Disamping ekspansi kekuasaan Islam, Bani Umayyah juga banyak berjasa dalam pembangunan di berbagai bidang. Pada bidang pengembangan keilmuan, Daulat Umayyah mengawalinya dengan mengeluarkan sebuah kebijakan startegis. Adalah Khalifah Abdul Malik (685-705M) merupakan Khalifah pertama yang berhasil melakukan berbagi pembenahan administrasi pemerintahan dimana beliau memerintahkan penggunaan Bahasa Arab sebagai bahasa resmi administrasi pemerintahan dan kenegaraan di seluruh wilayah Islam yang membentang dari Pegunungan Thian Shan di sebelah Timur sampai Pegunungan Pyrenees di Sebelah Barat termasuk dalam berbagai administrasi kenegaraan lainnya yang pada perkembangan selanjutnya Bahasa Arab menjadi bahasa umum sebagai bahasa pengantar dunia (lingua franca), juga menjadi bahasa diplomatik antar Bangsa diantara Barat dan Timur bahkan berkembang menjadi bahasa ilmiah sampai kepada zaman renaissance, hingga Roger Bacon (1214-1294 M) dari Oxford ahli pikir Inggeris terbesar itu, menurut Ecyclopedia Britanica, 1951, volume II, halaman 191-197, mendorong sedemikian rupa untuk mempelajari Bahasa Arab guna memperoleh pengetahuan yang sangat murni, yang menyatakan bahwa: “Roger Bacon, placing Averroes beside Aristole and Avicenna, recomends the study of Arabic as the only way of getting the knowledge which bad versions obscured”, yakni “menganjurkan mempelajari Bahasa Arab sebagai jalan satu-satunya bagi memperoleh ilmu yang telah dikaburkan oleh versi-versi yang jelek” sebelumnya.

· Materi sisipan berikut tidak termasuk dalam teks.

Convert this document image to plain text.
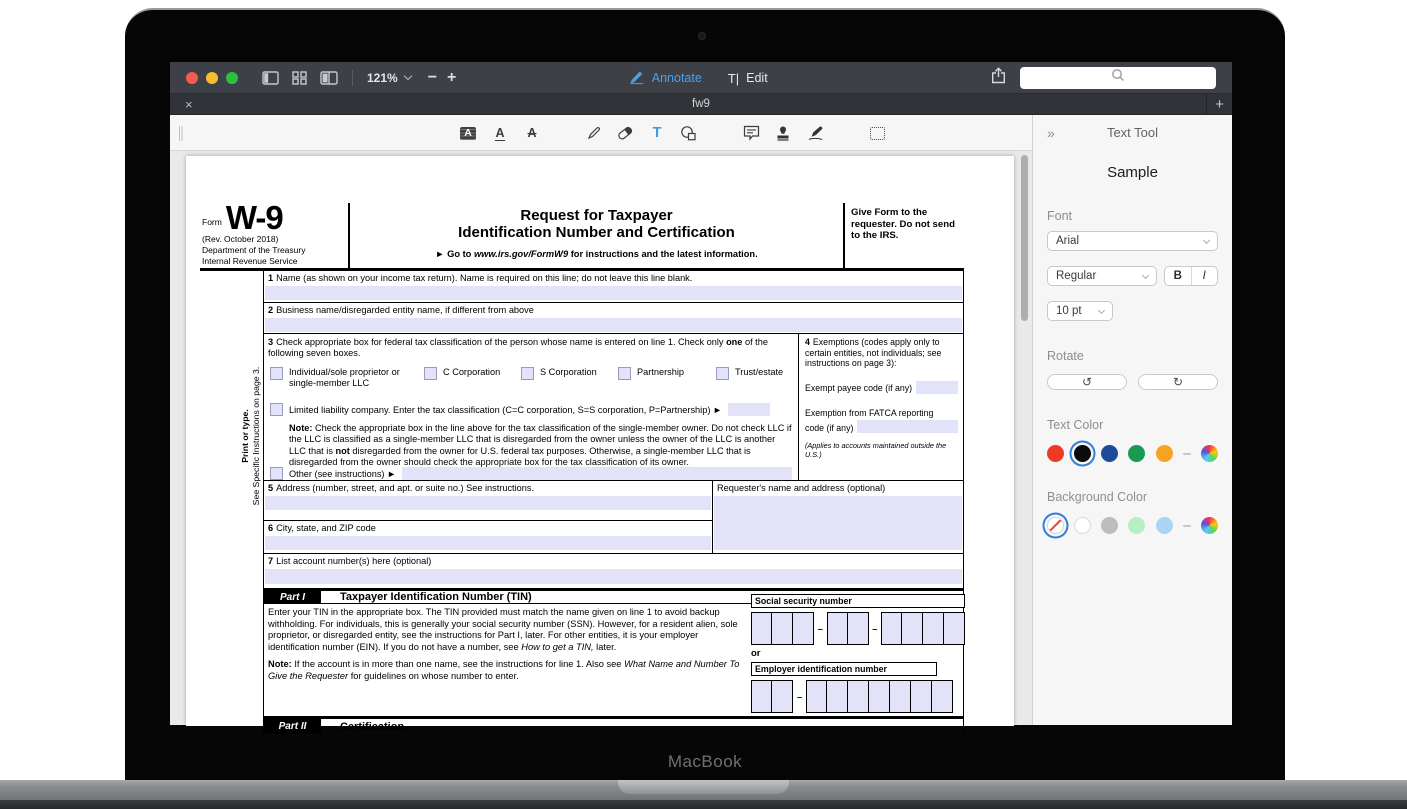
121%	− +	Annotate T| Edit
×	fw9	+
A	A A	T
Print or type. See Specific Instructions on page 3.
Form W-9
(Rev. October 2018)
Department of the Treasury
Internal Revenue Service
Request for Taxpayer
Identification Number and Certification
► Go to www.irs.gov/FormW9 for instructions and the latest information.
Give Form to the requester. Do not send to the IRS.
1 Name (as shown on your income tax return). Name is required on this line; do not leave this line blank.
2 Business name/disregarded entity name, if different from above
3 Check appropriate box for federal tax classification of the person whose name is entered on line 1. Check only one of the following seven boxes.
Individual/sole proprietor or single-member LLC
C Corporation	S Corporation	Partnership	Trust/estate
Limited liability company. Enter the tax classification (C=C corporation, S=S corporation, P=Partnership) ►
Note: Check the appropriate box in the line above for the tax classification of the single-member owner. Do not check LLC if the LLC is classified as a single-member LLC that is disregarded from the owner unless the owner of the LLC is another LLC that is not disregarded from the owner for U.S. federal tax purposes. Otherwise, a single-member LLC that is disregarded from the owner should check the appropriate box for the tax classification of its owner.
Other (see instructions) ►
4 Exemptions (codes apply only to certain entities, not individuals; see instructions on page 3):
Exempt payee code (if any)
Exemption from FATCA reporting
code (if any)
(Applies to accounts maintained outside the U.S.)
5 Address (number, street, and apt. or suite no.) See instructions.
6 City, state, and ZIP code
Requester's name and address (optional)
7 List account number(s) here (optional)
Part I	Taxpayer Identification Number (TIN)
Enter your TIN in the appropriate box. The TIN provided must match the name given on line 1 to avoid backup withholding. For individuals, this is generally your social security number (SSN). However, for a resident alien, sole proprietor, or disregarded entity, see the instructions for Part I, later. For other entities, it is your employer identification number (EIN). If you do not have a number, see How to get a TIN, later.
Note: If the account is in more than one name, see the instructions for line 1. Also see What Name and Number To Give the Requester for guidelines on whose number to enter.
Social security number
–	–
or
Employer identification number
–
Part II	Certification
»	Text Tool
Sample
Font
Arial
Regular	B	I
10 pt
Rotate
↺	↻
Text Color
Background Color
MacBook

Kemajuan tradisi intelektual dan ilmu pengetahuan pada zaman Daulat Umayyah di Andalusia dirasakan oleh masyarakat Eropa. Oliver Leaman menggambarkan kondisi kehidupan intelektual di sana sebagai berikut:

“….pada masa peradaban agung [wujud] di Andalus, siapapun di Eropa yang ingin mengetahui sesuatu yang ilmiyah ia harus pergi ke Andalus. Di waktu itu banyak sekali problem dalam literatur Latin yang masih belum terselesaikan, dan jika seseorang pergi ke Andalus maka sekembalinya dari sana ia tiba-tiba mampu menyelesaikan masalah-masalah itu. Jadi Islam di Spanyol mempunyai reputasi selama ratusan tahun dan menduduki puncak tertinggi dalam pengetahuan filsafat, sains, tehnik dan matematika. Ia mirip seperti posisi Amerika saat ini, dimana beberapa universitas penting berada”.

Pada bidang lainnya, pembangunan yang dilakukan Muawiyah diantaranya mendirikan dinas pos dan tempat-tempat tertentu dengan menyediakan kuda yang lengkap dengan peralatannya di sepanjang jalan. Dia juga berusaha menertibkan angkatan bersenjata dan mencetak mata uang. Pada masanya, jabatan khusus seorang hakim (qadhi) mulai berkembang menjadi profesi tersendiri. Qadhi adalah seorang spesialis dibidangnya. Khalifah Abdul Malik mengubah mata uang Bizantium dan Persia yang dipakai di daerah-daerah yang dikuasai Islam. Untuk itu, dia mencetak uang tersendiri pada tahun 659 M dengan memakai kata-kata dan tulisan Arab. Keberhasilan Khalifah Abdul Malik diikuti oleh puteranya Al-Walid bin Abdul Malik (705-715 M) seorang yang berkemauan keras dan berkemampuan melaksanakan pembangunan. Dia membangun panti-panti untuk orang cacat. Semua personel yang terlibat dalam kegiatan yang humanis ini digaji oleh negara secara tetap. Dia juga membangun jalan-jalan raya yang menghubungkan suatu daerah dengan daerah lainnya, pabrik-pabrik, gedung-gedung pemerintahan dan masjid-masjid yang megah.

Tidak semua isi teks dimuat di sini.